Option #1 (materials from bottom to top):
3/4 " Tongue and Groove Pine
unfaced fiberglass (batt)
1 1/2 " Closed Cell Foam
5/8 Decking
30lb roofing felt
UDL 30 synthetic underlayemnt
26ga metal (steel)
Option #2 (materials from bottom to top):
3/4 " Tongue and Groove Pine
Some type of underlayment for a air barrier? Maybe UDL 30
Faced fiberglass (batt only no 'flash'- save $ but lose R-value)
5/8 Decking
30lb roofing felt
1" battens (strapping) - creates airgap
26ga metal (steel)
Or combination of the 2?
Neal Young
2013-08-28 12:57:14.000000
What size are the rafters?
Right now, I am leaning towards neither as a system but parts and pieces of each.
You have to seal the T&G to keep the conditioned air inside the space and out of the insulation. You can do this with some sort of spray foam or applied sealant.
You could also put rigid foam board in the rafter bays, seal the edges and/or entire assembly with spray foam but that is a bit labor intensive.
You don't need an Class I vapor retarder give you location so OC SPF (Open Cell) will work fine if you are controlling the moisture in the home.

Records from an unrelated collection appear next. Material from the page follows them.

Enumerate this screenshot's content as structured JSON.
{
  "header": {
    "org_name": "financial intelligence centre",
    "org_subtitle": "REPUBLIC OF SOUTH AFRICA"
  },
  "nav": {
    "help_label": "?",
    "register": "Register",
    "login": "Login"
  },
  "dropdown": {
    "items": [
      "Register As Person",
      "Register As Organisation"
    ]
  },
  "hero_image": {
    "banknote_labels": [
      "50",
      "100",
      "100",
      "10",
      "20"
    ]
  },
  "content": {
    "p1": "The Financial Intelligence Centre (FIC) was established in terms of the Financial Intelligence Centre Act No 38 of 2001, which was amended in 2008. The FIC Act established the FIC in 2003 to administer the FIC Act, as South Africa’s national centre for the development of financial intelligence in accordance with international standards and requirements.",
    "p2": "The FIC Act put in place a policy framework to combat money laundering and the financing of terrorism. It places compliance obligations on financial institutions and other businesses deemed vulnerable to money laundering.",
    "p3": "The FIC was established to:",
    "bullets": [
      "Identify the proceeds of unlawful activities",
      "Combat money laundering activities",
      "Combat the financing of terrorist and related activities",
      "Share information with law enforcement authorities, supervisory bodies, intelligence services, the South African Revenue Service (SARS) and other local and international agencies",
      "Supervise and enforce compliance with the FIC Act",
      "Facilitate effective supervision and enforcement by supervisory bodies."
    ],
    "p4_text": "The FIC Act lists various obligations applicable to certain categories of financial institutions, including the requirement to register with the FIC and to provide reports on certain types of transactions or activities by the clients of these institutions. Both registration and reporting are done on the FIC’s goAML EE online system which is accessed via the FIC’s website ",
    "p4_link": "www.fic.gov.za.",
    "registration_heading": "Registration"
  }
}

Most moisture related issues are as a result of bulk air loss and not diffusion.
I do like the idea of an above deck venting. That is always a great idea.
Eric Novotny
2013-08-29 11:12:03.000000
Yes. The tongue and groove leaks like a sieve. You have to seal that much better and it has to be sealed at the tongue and groove (i.e. conditioned space) side of the equation.
This is why spray foam directly down to that is probably better.
On the 2x6s, I would just fill them full with OC SPF. Air seal and insulation in one shot. You don't need a vapor control layer in your climate.
The 2x10s, you could flash and batt as you were referencing.